Whittaker, a Kansas City lawyer who graduated first in her class at the University of Missouri Law School, is associate general counsel of Hallmark Cards and a trustee of Brown University and the University of Missouri in Kansas City. The American Bar Association has deemed her to be a fully qualified candidate for a seat on the appeals court, which is just below the level of the Supreme Court. She is a Republican. She has publicly supported the Equal Rights Amendment. Her views on abortion are not publicly known, but that did not deter her opponents from engaging in a poisonous campaign.

Quite purely and simply, they lied. They expanded her support for ERA into a political stereotype and lobbied against her with White House political director Lyn Nofziger. They labeled her a "liberal Democrat," and a "strong feminist" in a right-wing newsletter. They claimed she was not even a Republican. They said she was liberal on abortion.

Instead of telling them to buzz off, the I White House listened and the next thing you know you have Deputy Attorney General Edward Schmults acknowledging that Whittaker has been dropped as a potential nominee because there was not enough "broad-based support for her." This brings to mind a picture of Schmults placing his hand over the heads of three judicial nominees to see which one gets the highest rating on the audience applause meter. That may be the way we pick television game show winners, but it is not the way we are supposed to pick judges for the federal bench.

Whittaker's treatment has now prompted support for her from The New York Times and The Kansas City Star, which called it a "sorry episode," and declared that a "handful of irresponsible people should not be allowed to influence important government matters in such a negative and underhanded way."

And it has provoked an extraordinary letter from Donald P. Lay, chief judge of the 8th Circuit, which covers Missouri, Arkansas, Iowa, Minnesota, Nebraska and the Dakotas. The letter was written to each of the United States senators representing those states and copies have been sent to the chief justice of the U.S. Supreme Court, a number of appeals court judges, members of the Senate Judiciary Committee, the attorney general, and others, including presidential counsel Fred Fielding, who acknowledged in an interview with The Washington Post that "the abortion issue most often comes up in regard to potential women candidates."

In case anyone thinks that all that is at I stake here is a lawyer's reputation and career, or just another example of how the Reagan administration treats female nominees, a few paragraphs of Judge Lay's letter ought to set the record straight. "We are now going into our 25th month of vacancy, with no appointment," he wrote and underlined. "Until recently our court maintained the highest ranking in the nation in disposing of cases. However, for the past 12 months we have faced a dire emergency through the lack of judicial manpower . . . .

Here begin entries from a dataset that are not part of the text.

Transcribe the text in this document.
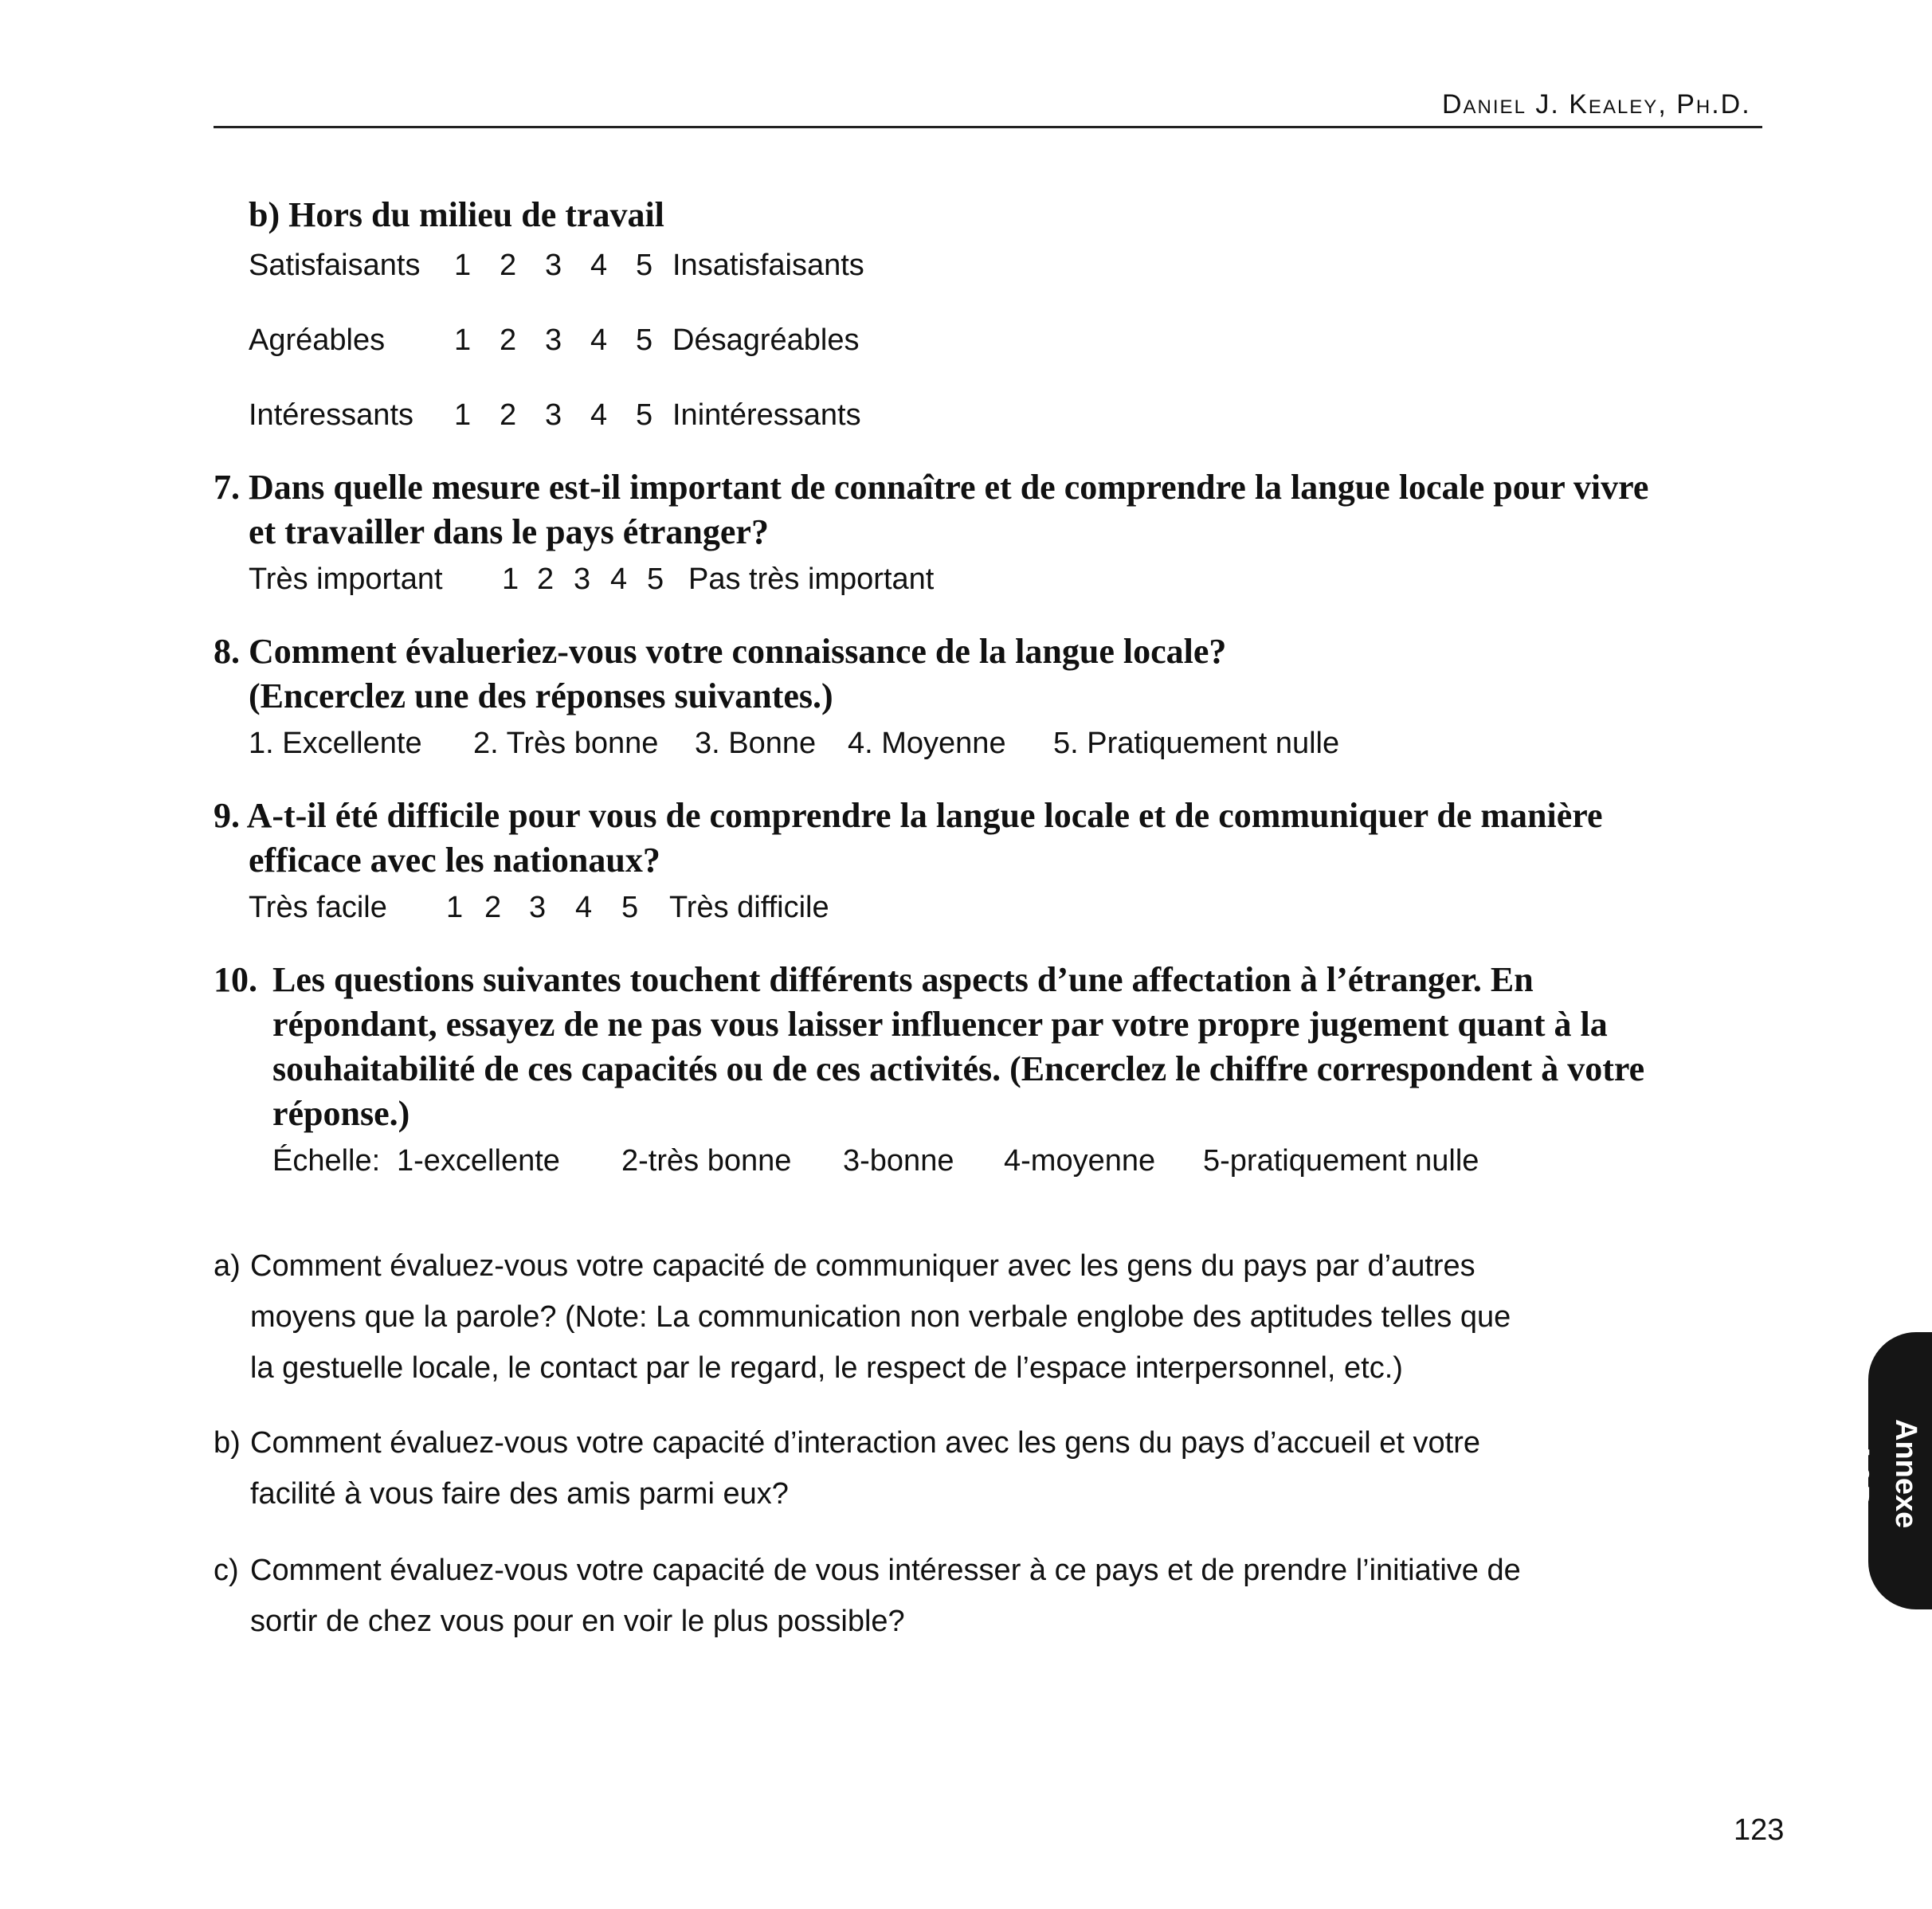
Daniel J. Kealey, Ph.D.
b) Hors du milieu de travail
Satisfaisants 1 2 3 4 5 Insatisfaisants
Agréables 1 2 3 4 5 Désagréables
Intéressants 1 2 3 4 5 Inintéressants
7. Dans quelle mesure est-il important de connaître et de comprendre la langue locale pour vivre
et travailler dans le pays étranger?
Très important 1 2 3 4 5 Pas très important
8. Comment évalueriez-vous votre connaissance de la langue locale?
(Encerclez une des réponses suivantes.)
1. Excellente 2. Très bonne 3. Bonne 4. Moyenne 5. Pratiquement nulle
9. A-t-il été difficile pour vous de comprendre la langue locale et de communiquer de manière
efficace avec les nationaux?
Très facile 1 2 3 4 5 Très difficile
10. Les questions suivantes touchent différents aspects d’une affectation à l’étranger. En
répondant, essayez de ne pas vous laisser influencer par votre propre jugement quant à la
souhaitabilité de ces capacités ou de ces activités. (Encerclez le chiffre correspondent à votre
réponse.)
Échelle: 1-excellente 2-très bonne 3-bonne 4-moyenne 5-pratiquement nulle
a) Comment évaluez-vous votre capacité de communiquer avec les gens du pays par d’autres
moyens que la parole? (Note: La communication non verbale englobe des aptitudes telles que
la gestuelle locale, le contact par le regard, le respect de l’espace interpersonnel, etc.)
b) Comment évaluez-vous votre capacité d’interaction avec les gens du pays d’accueil et votre
facilité à vous faire des amis parmi eux?
c) Comment évaluez-vous votre capacité de vous intéresser à ce pays et de prendre l’initiative de
sortir de chez vous pour en voir le plus possible?
Annexe A&B
123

"I have recently learned there has been an organized campaign by a certain political faction both in and out of Missouri to oppose Whittaker ," wrote Judge Lay. "Because of this fact, I am informed that her candidacy has now been withdrawn and that 'sometime' after the first of the year they Sen. John Danforth, the White House and others would start to develop a new list of names. It is incredible to me and my colleagues that such an attack can be effective so late in the day. Mrs. Whittaker has appeared before our court, and is an outstanding lawyer possessing the qualities to become a great and gifted judge."

Judge Lay is rightfully concerned about the court's work and has used this situation as an example of how the selection process impedes the courts. The delay in finding another nominee, he wrote, "is intolerable." So, to anyone interested in fair play, is the administration's spineless response to the reprehensible attacks on Whittaker.